Creio que os que apostaram que Lucas era o jovem que abandonou os lençóis e fugiu pelado, quando da prisão de Jesus, tinham boas razões para assim conjecturar. A situação é engraçada e, quando assim acontece, principalmente em um lance em que não deveria caber o humor, o autor só pode estar dando uma pista de um fato particular, que ele quer que fique registrado. Em uma situação trágica, um bom autor só se permite ridicularizar a si mesmo. Lucas ousou colocar o fato destoante não só para, talvez, amenizar a tensão do leitor naquela parte da narrativa, mas para informar que se houve alguém mais covarde ali no momento isso não ficou registrado e, então, o (de)mérito teria de caber só a ele próprio, o autor.

Alias, fico imaginando que foi esse episódio que decidiu a sorte de Lucas. Ao chegar à sua casa esbaforido, com medo e pelado, ele viu que havia se metido realmente em uma confusão grande. Seguir Jesus não era para qualquer um! Mas, caso Jesus não fosse nada além de um simples falastrão, ainda assim escrever sobre ele valeria a pena, uma vez que as coisas tomaram aquele rumo, o da sua prisão. No mínimo daria um bom relato jornalístico – uma boa história. É assim que imagino Lucas em sua casa, escondido, morrendo de medo dos soldados o terem seguido, mas ao mesmo tempo ciente de que tinha nas mãos tudo para começar sua carreira de escritor moral e imortal. Acertou em cheio: é até hoje, junto com Mateus, João e Marcos, um dos autores do livro mais vendido no mundo todo em todas as épocas. Nos tempos modernos, Gutemberg começou a imprensa com a Bíblia, e daí em diante qualquer editor sabe que, quando está passando dificuldades, se imprimir a Bíblia os Céus ajudam-no rapidamente a sair do buraco.

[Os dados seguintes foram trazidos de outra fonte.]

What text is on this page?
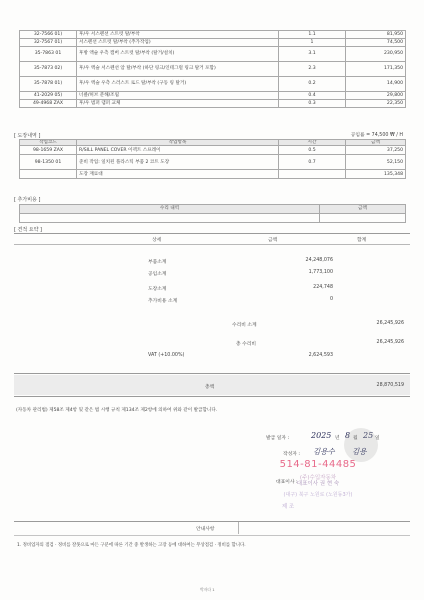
32-7566 01)	후/우 서스펜션 스트럿 탈/부착	1.1	81,950
32-7567 01)	서스펜션 스트럿 탈/부착 (추가작업)	1	74,500
35-7863 01	후방 액슬 우측 캠버 스트럿 탈/부착 (탈거/설치)	3.1	230,950
35-7873 02)	후/우 액슬 서스펜션 암 탈/부착 (하단 링크/인테그럴 링크 탈거 포함)	2.3	171,350
35-7878 01)	후/우 액슬 우측 스러스트 로드 탈/부착 (구동 링 탈거)	0.2	14,900
41-2029 05)	너클/허브 분해/조립	0.4	29,800
49-4968 ZAX	후/우 범퍼 댐퍼 교체	0.3	22,350
[ 도장내역 ]	공임률 = 74,500 ₩ / H
작업코드	작업항목	시간	금액
98-1659 ZAX	R/SILL PANEL COVER 이펙트 스프레이	0.5	37,250
98-1350 01	준비 작업: 일치된 플라스틱 부품 2 코트 도장	0.7	52,150
	도장 재료대		135,348
[ 추가비용 ]
수리 내역	금액

[ 견적 요약 ]
상세	금액	합계
부품소계	24,248,076
공임소계	1,773,100
도장소계	224,748
추가비용 소계	0
수리비 소계	26,245,926
총 수리비	26,245,926
VAT (+10.00%)	2,624,593
총액	28,870,519
(자동차 관리법) 제58조 제4항 및 같은 법 시행 규칙 제134조 제2항에 의하여 위와 같이 발급합니다.
발급 일자 :	2025 년 8 월 25 일
작성자 : 김용수 김용
대표이사 :
514-81-44485
(주)수입자동차
대표이사 권 현 숙
(대구) 북구 노원로 (노원동3가)
제 조
안내사항
1. 정비업자의 점검 · 정비를 잘못으로 마든 구분에 따른 기간 중 발생하는 고장 등에 대하여는 무상점검 · 정비를 합니다.
박자다 1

Os textos bíblicos do Novo Testamento precisam ser lidos levando em consideração o conjunto dos quatro autores. Um autor complementa o outro. Há passagens de Jesus contadas por um dos autores e que não são mencionadas pelos outros. São historietas que podem ser lidas segundo o gosto de cada um. Interpreto-as de um modo bem pessoal, mas seguindo um determinado rigor de abordagem que nunca deve ser desconsiderado: a Bíblia é um livro moral, nós o lemos para tirar um ensinamento para a conduta da vida, não para qualquer outra coisa. É um livro de sabedoria, não de conhecimento. Trata-se de um manual popular de ética, não um compêndio de história científica ou ciência. Um manual apropriado para nós, os do Ocidente, com passagens curiosas que nenhum jovem deveria deixar de ouvir e que nenhum adulto não pode não ter escutado.
2.
Em termos gerais, o Novo Testamento é bem simples. Trata-se da história de Jesus. O que fez Jesus?
Jesus nasceu em Belém, nas terras de Israel, ou seja, era judeu. Filho de uma jovem chamada Maria e de um homem um pouco mais velho, um carpinteiro de boa índole chamado José. Ele propôs novos ensinamentos religiosos. Segundo ele próprio, os seus ensinamentos não iriam contrariar a lei religiosa já existente. Todavia, quando olhamos de perto o que ele falou e o que era a religião oficial dos judeus, não há como não dizer que ele realmente pregou algo distinto do que até então era a moral religiosa comum.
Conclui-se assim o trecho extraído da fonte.